Chi non lo ha fatto in precedenza è sicuramente colpevole ma un provvedimento di adibizione a mansioni esterne messo in campo in maniera così scomposta non è eroismo meritevole di sostegno come pensa Mattia Feltri ma semplicioneria tipica del neofita che si avventura con la sicurezza propria di chi non si pone i problemi perché non li vede (primo tra tutti il titolo di poliziotto amministrativo necessario a comminare multe altrimenti l’ammnistrativo è meglio che stia in ufficio a scaldare la sedia piuttosto che salire ipocritamente sui bus). Il resto è fuffa ad uso e consumo di chi la vuole buttare sui luoghi comunALi ma è anche un involontario pallonetto alzato a favore di chi vuole terminare l’opera di demonizzazione della municipalizzata in vista della privatizzazione. L’Atac sarà anche un carrozzone indifendibile ma non si pecchi di ingenuità facendo il gioco degli squali che vogliono fare shopping al ribasso.
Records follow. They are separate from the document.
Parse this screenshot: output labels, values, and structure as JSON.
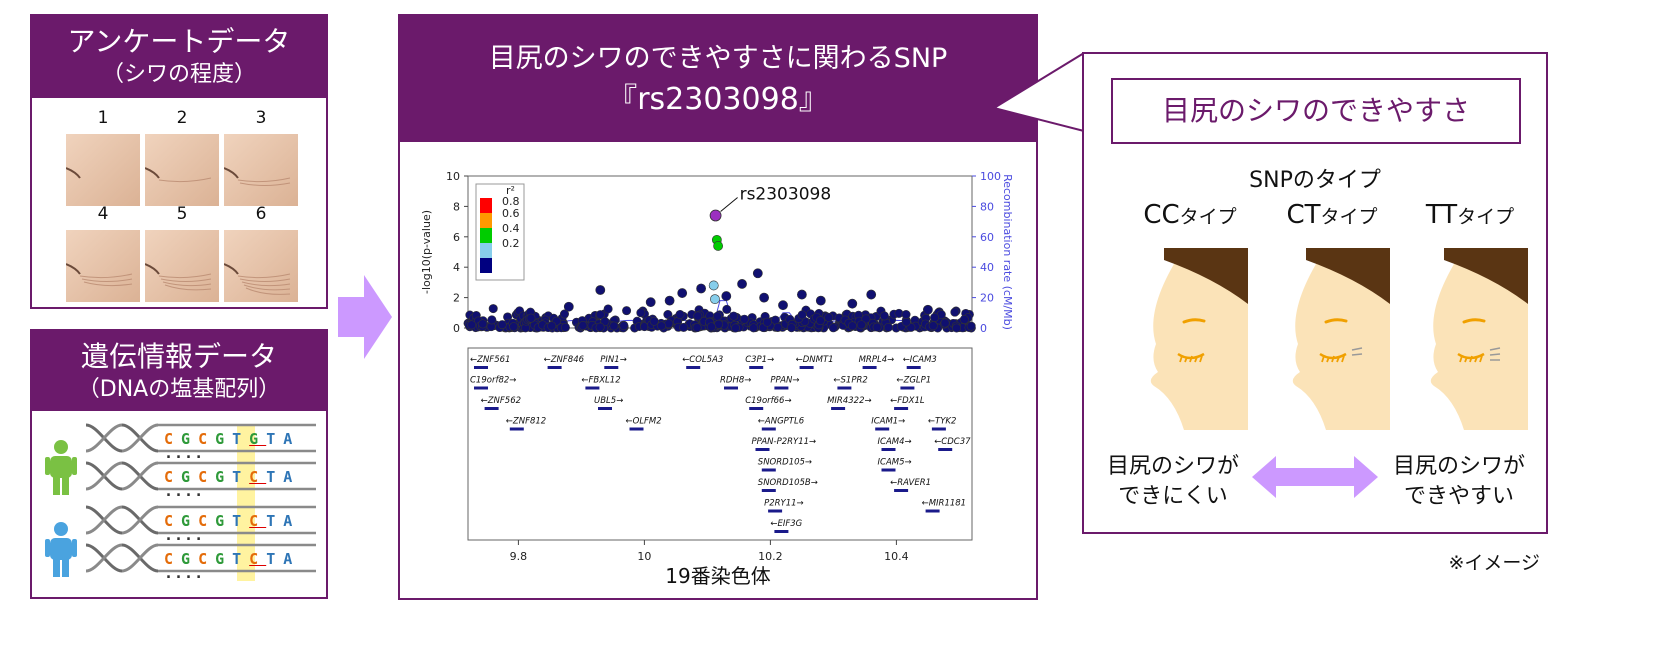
{
  "survey": {
    "title": "アンケートデータ",
    "subtitle": "（シワの程度）",
    "grades": [
      "1",
      "2",
      "3",
      "4",
      "5",
      "6"
    ]
  },
  "genetic": {
    "title": "遺伝情報データ",
    "subtitle": "（DNAの塩基配列）",
    "sequences": [
      {
        "person": "green",
        "bases": [
          "C",
          "G",
          "C",
          "G",
          "T",
          "G",
          "T",
          "A"
        ],
        "highlight": 5
      },
      {
        "person": "green",
        "bases": [
          "C",
          "G",
          "C",
          "G",
          "T",
          "C",
          "T",
          "A"
        ],
        "highlight": 5
      },
      {
        "person": "blue",
        "bases": [
          "C",
          "G",
          "C",
          "G",
          "T",
          "C",
          "T",
          "A"
        ],
        "highlight": 5
      },
      {
        "person": "blue",
        "bases": [
          "C",
          "G",
          "C",
          "G",
          "T",
          "C",
          "T",
          "A"
        ],
        "highlight": 5
      }
    ],
    "ellipsis": "····"
  },
  "center": {
    "title_line1": "目尻のシワのできやすさに関わるSNP",
    "title_line2": "『rs2303098』",
    "xlabel": "19番染色体"
  },
  "chart_data": {
    "type": "scatter",
    "ylabel_left": "-log10(p-value)",
    "ylabel_right": "Recombination rate (cM/Mb)",
    "xlabel": "19番染色体",
    "x_ticks": [
      9.8,
      10,
      10.2,
      10.4
    ],
    "y_ticks": [
      0,
      2,
      4,
      6,
      8,
      10
    ],
    "y_right_ticks": [
      0,
      20,
      40,
      60,
      80,
      100
    ],
    "xlim": [
      9.72,
      10.52
    ],
    "ylim": [
      0,
      10
    ],
    "legend_title": "r²",
    "legend": [
      {
        "label": "0.8",
        "color": "#ff0000"
      },
      {
        "label": "0.6",
        "color": "#ff9900"
      },
      {
        "label": "0.4",
        "color": "#00cc00"
      },
      {
        "label": "0.2",
        "color": "#87ceeb"
      },
      {
        "label": "",
        "color": "#000080"
      }
    ],
    "lead_snp": {
      "label": "rs2303098",
      "x": 10.113,
      "y": 7.4
    },
    "highlight_points": [
      {
        "x": 10.115,
        "y": 5.8,
        "color": "#00cc00"
      },
      {
        "x": 10.117,
        "y": 5.4,
        "color": "#00cc00"
      },
      {
        "x": 10.11,
        "y": 2.8,
        "color": "#87ceeb"
      },
      {
        "x": 10.112,
        "y": 1.9,
        "color": "#87ceeb"
      }
    ],
    "tall_points": [
      {
        "x": 9.93,
        "y": 2.5
      },
      {
        "x": 10.06,
        "y": 2.3
      },
      {
        "x": 10.09,
        "y": 2.6
      },
      {
        "x": 10.13,
        "y": 2.1
      },
      {
        "x": 10.155,
        "y": 2.9
      },
      {
        "x": 10.18,
        "y": 3.6
      },
      {
        "x": 10.19,
        "y": 2.0
      },
      {
        "x": 10.25,
        "y": 2.2
      },
      {
        "x": 10.28,
        "y": 1.8
      },
      {
        "x": 10.33,
        "y": 1.6
      },
      {
        "x": 10.36,
        "y": 2.2
      },
      {
        "x": 10.45,
        "y": 1.2
      },
      {
        "x": 10.22,
        "y": 1.5
      },
      {
        "x": 10.01,
        "y": 1.7
      },
      {
        "x": 10.04,
        "y": 1.8
      },
      {
        "x": 9.88,
        "y": 1.4
      }
    ],
    "genes": [
      {
        "name": "←ZNF561",
        "x": 9.72,
        "row": 0
      },
      {
        "name": "←ZNF846",
        "x": 9.84,
        "row": 0
      },
      {
        "name": "PIN1→",
        "x": 9.93,
        "row": 0
      },
      {
        "name": "←COL5A3",
        "x": 10.06,
        "row": 0
      },
      {
        "name": "C3P1→",
        "x": 10.16,
        "row": 0
      },
      {
        "name": "←DNMT1",
        "x": 10.24,
        "row": 0
      },
      {
        "name": "MRPL4→",
        "x": 10.34,
        "row": 0
      },
      {
        "name": "←ICAM3",
        "x": 10.41,
        "row": 0
      },
      {
        "name": "C19orf82→",
        "x": 9.72,
        "row": 1
      },
      {
        "name": "←FBXL12",
        "x": 9.9,
        "row": 1
      },
      {
        "name": "RDH8→",
        "x": 10.12,
        "row": 1
      },
      {
        "name": "PPAN→",
        "x": 10.2,
        "row": 1
      },
      {
        "name": "←S1PR2",
        "x": 10.3,
        "row": 1
      },
      {
        "name": "←ZGLP1",
        "x": 10.4,
        "row": 1
      },
      {
        "name": "←ZNF562",
        "x": 9.74,
        "row": 2
      },
      {
        "name": "UBL5→",
        "x": 9.92,
        "row": 2
      },
      {
        "name": "C19orf66→",
        "x": 10.16,
        "row": 2
      },
      {
        "name": "MIR4322→",
        "x": 10.29,
        "row": 2
      },
      {
        "name": "←FDX1L",
        "x": 10.39,
        "row": 2
      },
      {
        "name": "←ZNF812",
        "x": 9.78,
        "row": 3
      },
      {
        "name": "←OLFM2",
        "x": 9.97,
        "row": 3
      },
      {
        "name": "←ANGPTL6",
        "x": 10.18,
        "row": 3
      },
      {
        "name": "ICAM1→",
        "x": 10.36,
        "row": 3
      },
      {
        "name": "←TYK2",
        "x": 10.45,
        "row": 3
      },
      {
        "name": "PPAN-P2RY11→",
        "x": 10.17,
        "row": 4
      },
      {
        "name": "ICAM4→",
        "x": 10.37,
        "row": 4
      },
      {
        "name": "←CDC37",
        "x": 10.46,
        "row": 4
      },
      {
        "name": "SNORD105→",
        "x": 10.18,
        "row": 5
      },
      {
        "name": "ICAM5→",
        "x": 10.37,
        "row": 5
      },
      {
        "name": "SNORD105B→",
        "x": 10.18,
        "row": 6
      },
      {
        "name": "←RAVER1",
        "x": 10.39,
        "row": 6
      },
      {
        "name": "P2RY11→",
        "x": 10.19,
        "row": 7
      },
      {
        "name": "←MIR1181",
        "x": 10.44,
        "row": 7
      },
      {
        "name": "←EIF3G",
        "x": 10.2,
        "row": 8
      }
    ]
  },
  "right": {
    "title": "目尻のシワのできやすさ",
    "snp_type_label": "SNPのタイプ",
    "types": [
      {
        "code": "CC",
        "suffix": "タイプ",
        "lines": 0
      },
      {
        "code": "CT",
        "suffix": "タイプ",
        "lines": 2
      },
      {
        "code": "TT",
        "suffix": "タイプ",
        "lines": 3
      }
    ],
    "left_outcome": [
      "目尻のシワが",
      "できにくい"
    ],
    "right_outcome": [
      "目尻のシワが",
      "できやすい"
    ],
    "note": "※イメージ"
  },
  "colors": {
    "accent": "#6b1a6b",
    "arrow": "#cc99ff",
    "skin": "#fbe3b8",
    "hair": "#5a3513",
    "eye": "#f0a000"
  }
}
Già ci pare di sentire i classici agit-prop del mercatismo intransigente (che si muovono con lo stesso atteggiamento grottesco di Alberto Sordi quando fa l’Ammerigano con la mostarda ed i magaroni)  agitare la solita incoerenza di un giornale a vocazione liberale che si mette a difendere addirittura i dipendenti pubblici. Signora mia qui non si capisce più nulla. Dove siamo arrivati. Qui non si tratta di difendere la Pubblica amministrazione: qui si tratta di restituire la realtà ai fatti dicendo chiaro e tondo che, luoghi comuni a parte, nel pubblico impiego la platea è eccessiva ma anche variegata e che comunque rispettare il mercato significa che le privatizzazioni vanno fatte secondo le regole. Rispettare il mercato significa anche che le innovazioni aziendali possono essere definite tali quando compongono un quadro organizzativo coerente e foriero di un reale valore aggiunto e non rabberciate operazioni di facciata.